Bei unserer ersten Begegnung, in »Engelskalt«, hatte sich Mia Krüger auf eine abgelegene Insel in einem norwegischen Fjord zurückgezogen, um sich umzubringen. In Mias rotunterlaufenen Augen war kein Leben mehr zu finden, ihr ausgezehrter Körper hatte keinerlei Energie mehr, keinen Frieden. Die starke Mia, eine der besten Ermittlerinnen ihres Landes, war zu einer erschöpften Einzelgängerin geworden.

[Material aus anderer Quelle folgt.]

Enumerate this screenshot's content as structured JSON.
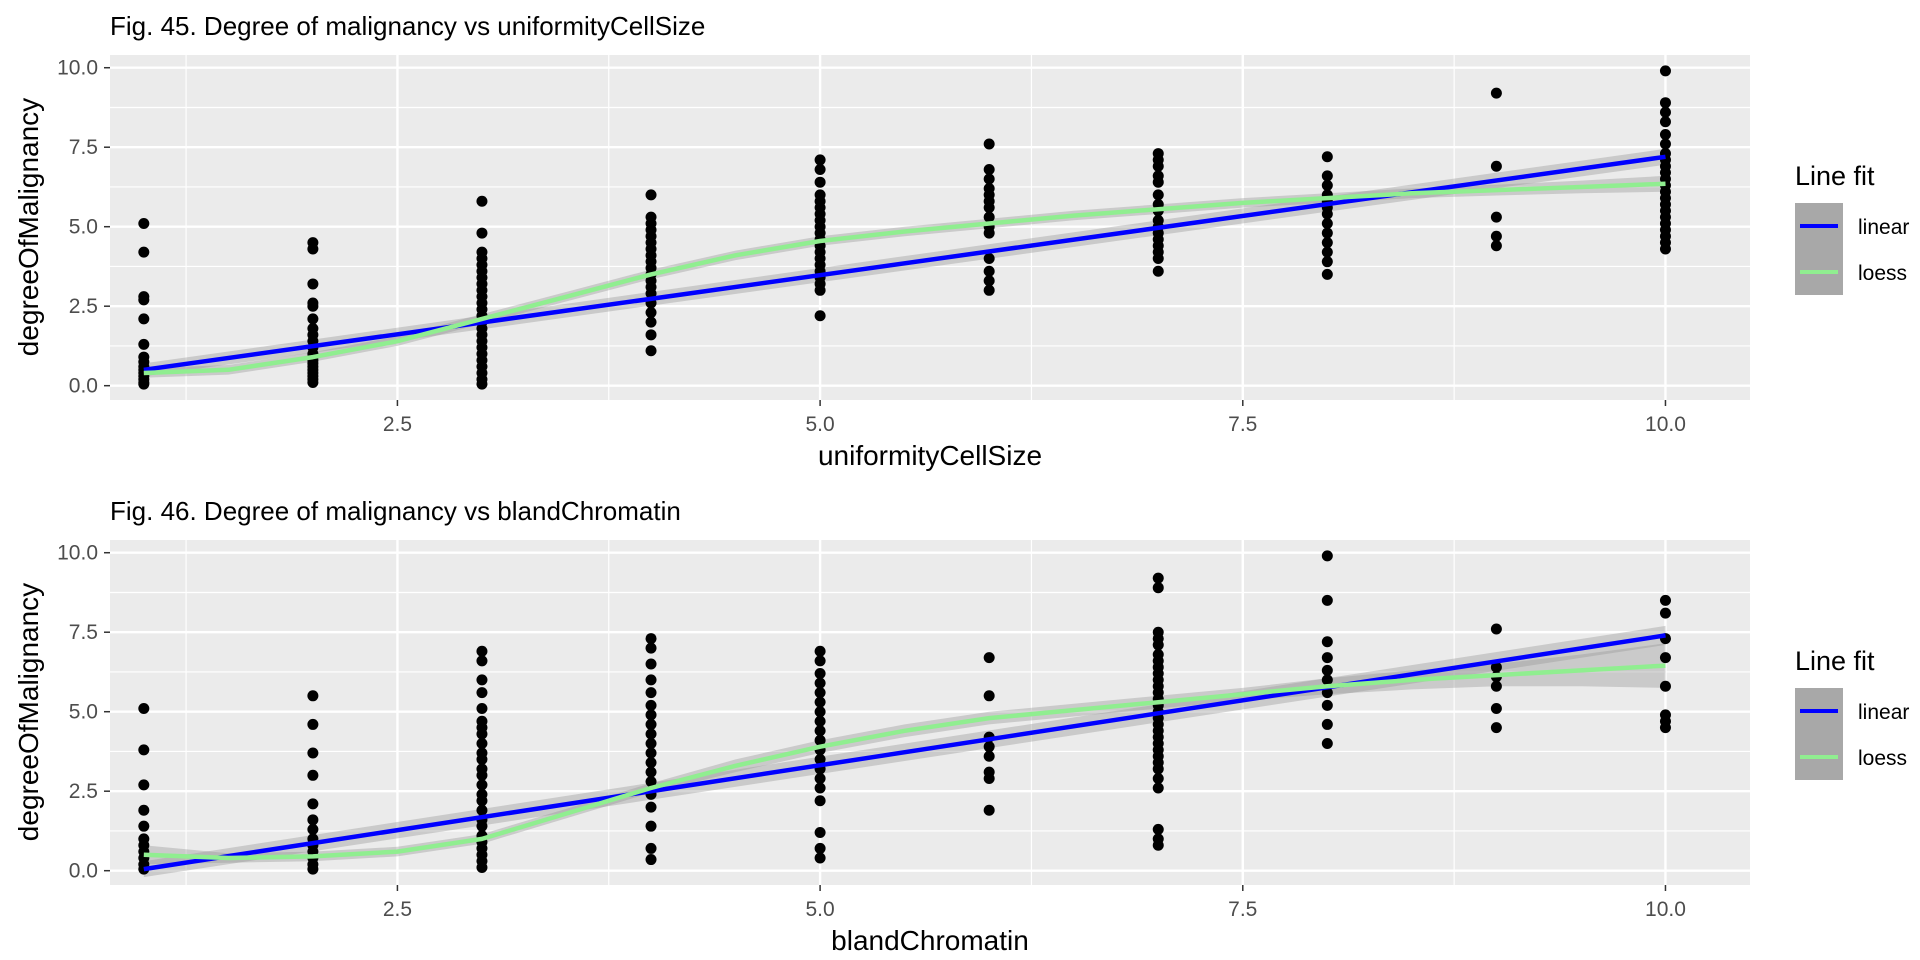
{
  "chart_data": [
    {
      "type": "scatter",
      "title": "Fig. 45. Degree of malignancy vs uniformityCellSize",
      "xlabel": "uniformityCellSize",
      "ylabel": "degreeOfMalignancy",
      "xlim": [
        0.8,
        10.5
      ],
      "ylim": [
        -0.45,
        10.4
      ],
      "x_ticks": [
        2.5,
        5.0,
        7.5,
        10.0
      ],
      "x_tick_labels": [
        "2.5",
        "5.0",
        "7.5",
        "10.0"
      ],
      "y_ticks": [
        0.0,
        2.5,
        5.0,
        7.5,
        10.0
      ],
      "y_tick_labels": [
        "0.0",
        "2.5",
        "5.0",
        "7.5",
        "10.0"
      ],
      "grid": true,
      "legend": {
        "title": "Line fit",
        "placement": "right",
        "entries": [
          {
            "label": "linear",
            "color": "#0000ff"
          },
          {
            "label": "loess",
            "color": "#90ee90"
          }
        ]
      },
      "points": [
        {
          "x": 1,
          "y": [
            5.1,
            4.2,
            2.8,
            2.7,
            2.1,
            1.3,
            0.9,
            0.75,
            0.6,
            0.5,
            0.4,
            0.3,
            0.2,
            0.1,
            0.05
          ]
        },
        {
          "x": 2,
          "y": [
            4.5,
            4.3,
            3.2,
            2.6,
            2.5,
            2.1,
            1.8,
            1.6,
            1.4,
            1.2,
            1.0,
            0.9,
            0.8,
            0.7,
            0.6,
            0.5,
            0.4,
            0.3,
            0.2,
            0.1
          ]
        },
        {
          "x": 3,
          "y": [
            5.8,
            4.8,
            4.2,
            4.0,
            3.8,
            3.6,
            3.4,
            3.2,
            3.0,
            2.8,
            2.6,
            2.4,
            2.2,
            2.0,
            1.8,
            1.6,
            1.4,
            1.2,
            1.0,
            0.8,
            0.6,
            0.4,
            0.2,
            0.05
          ]
        },
        {
          "x": 4,
          "y": [
            6.0,
            5.3,
            5.1,
            4.9,
            4.7,
            4.5,
            4.3,
            4.1,
            3.9,
            3.7,
            3.5,
            3.3,
            3.1,
            2.9,
            2.6,
            2.3,
            2.0,
            1.6,
            1.1
          ]
        },
        {
          "x": 5,
          "y": [
            7.1,
            6.8,
            6.4,
            6.0,
            5.8,
            5.6,
            5.4,
            5.2,
            5.0,
            4.8,
            4.6,
            4.4,
            4.2,
            4.0,
            3.8,
            3.6,
            3.4,
            3.2,
            3.0,
            2.2
          ]
        },
        {
          "x": 6,
          "y": [
            7.6,
            6.8,
            6.5,
            6.2,
            6.0,
            5.8,
            5.6,
            5.3,
            5.0,
            4.8,
            4.0,
            3.6,
            3.3,
            3.0
          ]
        },
        {
          "x": 7,
          "y": [
            7.3,
            7.1,
            6.9,
            6.6,
            6.4,
            6.0,
            5.7,
            5.5,
            5.2,
            5.0,
            4.8,
            4.6,
            4.4,
            4.2,
            4.0,
            3.6
          ]
        },
        {
          "x": 8,
          "y": [
            7.2,
            6.6,
            6.3,
            6.0,
            5.8,
            5.6,
            5.4,
            5.1,
            4.8,
            4.5,
            4.2,
            3.9,
            3.5
          ]
        },
        {
          "x": 9,
          "y": [
            9.2,
            6.9,
            5.3,
            4.7,
            4.4
          ]
        },
        {
          "x": 10,
          "y": [
            9.9,
            8.9,
            8.6,
            8.3,
            7.9,
            7.6,
            7.3,
            7.1,
            6.9,
            6.7,
            6.5,
            6.3,
            6.1,
            5.9,
            5.7,
            5.5,
            5.3,
            5.1,
            4.9,
            4.7,
            4.5,
            4.3
          ]
        }
      ],
      "series": [
        {
          "name": "linear",
          "color": "#0000ff",
          "x": [
            1,
            10
          ],
          "y": [
            0.5,
            7.2
          ],
          "se_lower": [
            0.3,
            6.95
          ],
          "se_upper": [
            0.7,
            7.45
          ]
        },
        {
          "name": "loess",
          "color": "#90ee90",
          "x": [
            1,
            1.5,
            2,
            2.5,
            3,
            3.5,
            4,
            4.5,
            5,
            5.5,
            6,
            6.5,
            7,
            7.5,
            8,
            8.5,
            9,
            9.5,
            10
          ],
          "y": [
            0.4,
            0.5,
            0.9,
            1.4,
            2.1,
            2.8,
            3.5,
            4.1,
            4.55,
            4.85,
            5.1,
            5.35,
            5.55,
            5.75,
            5.9,
            6.05,
            6.15,
            6.25,
            6.35
          ],
          "se_lower": [
            0.25,
            0.35,
            0.75,
            1.25,
            1.95,
            2.65,
            3.35,
            3.95,
            4.4,
            4.7,
            4.95,
            5.2,
            5.4,
            5.6,
            5.75,
            5.9,
            5.98,
            6.05,
            6.1
          ],
          "se_upper": [
            0.55,
            0.65,
            1.05,
            1.55,
            2.25,
            2.95,
            3.65,
            4.25,
            4.7,
            5.0,
            5.25,
            5.5,
            5.7,
            5.9,
            6.05,
            6.2,
            6.32,
            6.45,
            6.6
          ]
        }
      ]
    },
    {
      "type": "scatter",
      "title": "Fig. 46. Degree of malignancy vs blandChromatin",
      "xlabel": "blandChromatin",
      "ylabel": "degreeOfMalignancy",
      "xlim": [
        0.8,
        10.5
      ],
      "ylim": [
        -0.45,
        10.4
      ],
      "x_ticks": [
        2.5,
        5.0,
        7.5,
        10.0
      ],
      "x_tick_labels": [
        "2.5",
        "5.0",
        "7.5",
        "10.0"
      ],
      "y_ticks": [
        0.0,
        2.5,
        5.0,
        7.5,
        10.0
      ],
      "y_tick_labels": [
        "0.0",
        "2.5",
        "5.0",
        "7.5",
        "10.0"
      ],
      "grid": true,
      "legend": {
        "title": "Line fit",
        "placement": "right",
        "entries": [
          {
            "label": "linear",
            "color": "#0000ff"
          },
          {
            "label": "loess",
            "color": "#90ee90"
          }
        ]
      },
      "points": [
        {
          "x": 1,
          "y": [
            5.1,
            3.8,
            2.7,
            1.9,
            1.4,
            1.0,
            0.8,
            0.6,
            0.4,
            0.2,
            0.05
          ]
        },
        {
          "x": 2,
          "y": [
            5.5,
            4.6,
            3.7,
            3.0,
            2.1,
            1.6,
            1.3,
            1.0,
            0.8,
            0.6,
            0.4,
            0.2,
            0.05
          ]
        },
        {
          "x": 3,
          "y": [
            6.9,
            6.6,
            6.0,
            5.6,
            5.1,
            4.7,
            4.5,
            4.3,
            4.0,
            3.7,
            3.5,
            3.2,
            3.0,
            2.7,
            2.4,
            2.2,
            1.9,
            1.6,
            1.4,
            1.1,
            0.9,
            0.7,
            0.5,
            0.3,
            0.1
          ]
        },
        {
          "x": 4,
          "y": [
            7.3,
            7.0,
            6.5,
            6.0,
            5.6,
            5.2,
            4.9,
            4.6,
            4.3,
            4.0,
            3.7,
            3.4,
            3.1,
            2.8,
            2.4,
            2.0,
            1.4,
            0.7,
            0.35
          ]
        },
        {
          "x": 5,
          "y": [
            6.9,
            6.6,
            6.2,
            5.9,
            5.6,
            5.3,
            5.0,
            4.7,
            4.4,
            4.1,
            3.8,
            3.5,
            3.2,
            2.9,
            2.6,
            2.2,
            1.2,
            0.7,
            0.4
          ]
        },
        {
          "x": 6,
          "y": [
            6.7,
            5.5,
            4.2,
            3.9,
            3.6,
            3.1,
            2.9,
            1.9
          ]
        },
        {
          "x": 7,
          "y": [
            9.2,
            8.9,
            7.5,
            7.3,
            7.1,
            6.8,
            6.6,
            6.4,
            6.2,
            6.0,
            5.8,
            5.6,
            5.4,
            5.2,
            5.0,
            4.8,
            4.6,
            4.4,
            4.2,
            4.0,
            3.8,
            3.6,
            3.4,
            3.2,
            2.9,
            2.6,
            1.3,
            1.0,
            0.8
          ]
        },
        {
          "x": 8,
          "y": [
            9.9,
            8.5,
            7.2,
            6.7,
            6.3,
            6.0,
            5.6,
            5.2,
            4.6,
            4.0
          ]
        },
        {
          "x": 9,
          "y": [
            7.6,
            6.4,
            6.1,
            5.8,
            5.1,
            4.5
          ]
        },
        {
          "x": 10,
          "y": [
            8.5,
            8.1,
            7.3,
            6.7,
            5.8,
            4.9,
            4.7,
            4.5
          ]
        }
      ],
      "series": [
        {
          "name": "linear",
          "color": "#0000ff",
          "x": [
            1,
            10
          ],
          "y": [
            0.05,
            7.4
          ],
          "se_lower": [
            -0.2,
            7.1
          ],
          "se_upper": [
            0.3,
            7.7
          ]
        },
        {
          "name": "loess",
          "color": "#90ee90",
          "x": [
            1,
            1.5,
            2,
            2.5,
            3,
            3.5,
            4,
            4.5,
            5,
            5.5,
            6,
            6.5,
            7,
            7.5,
            8,
            8.5,
            9,
            9.5,
            10
          ],
          "y": [
            0.5,
            0.4,
            0.45,
            0.6,
            1.0,
            1.8,
            2.6,
            3.3,
            3.9,
            4.4,
            4.8,
            5.05,
            5.3,
            5.55,
            5.8,
            6.0,
            6.15,
            6.3,
            6.45
          ],
          "se_lower": [
            0.2,
            0.25,
            0.3,
            0.45,
            0.85,
            1.65,
            2.45,
            3.1,
            3.7,
            4.2,
            4.6,
            4.85,
            5.1,
            5.35,
            5.55,
            5.7,
            5.8,
            5.8,
            5.75
          ],
          "se_upper": [
            0.8,
            0.55,
            0.6,
            0.75,
            1.15,
            1.95,
            2.75,
            3.5,
            4.1,
            4.6,
            5.0,
            5.25,
            5.5,
            5.75,
            6.05,
            6.3,
            6.5,
            6.8,
            7.15
          ]
        }
      ]
    }
  ]
}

Zehn Jahre zuvor war Mias Zwillingsschwester Sigrid an einer Überdosis Heroin gestorben. Eines Tages fasste Mia dann den Plan, sich das Leben zu nehmen und wieder mit Sigrid zusammen zu sein. Und den wollte sie an Sigrids zehntem Todestag in die Tat umsetzen.
Die Schwestern Mia und Sigrid wurden gleich nach ihrer Geburt adoptiert und wuchsen bei liebevollen und glücklichen Eltern auf. Mia und Sigrid. Sigrid und Mia. Zwei Minuten hintereinander geboren, die eine blond, die andere dunkel – so verschieden und doch so ähnlich. Die Großmutter nannte Mia wegen ihrer langen schwarzen Haare und ihrer blauen Augen „meine kleine Indianerin“. Die blonde Sigrid war bei allen beliebt und hatte viele Freunde, während Mia schon früh wusste, dass sie selbst anders war. Sie sah Dinge, die außer ihr niemand sah. Sie war intelligent und mutig, aber auch verletzlich.
Noch als Teenager wurde Sigrid abhängig von harten Drogen und begann ihren unvermeidlichen Abstieg in die Finsternis. Vielleicht war das der Grund, warum Mia sich an der Polizeischule bewarb? Der erfahrene Ermittler Holger Munch entdeckte Mias übersprudelnde Intelligenz und ihr einzigartiges Gespür für Polizeiarbeit. Er holte sie in seine Sonderkommission für Mordermittlungen, noch ehe sie die Polizeischule beendet hatte.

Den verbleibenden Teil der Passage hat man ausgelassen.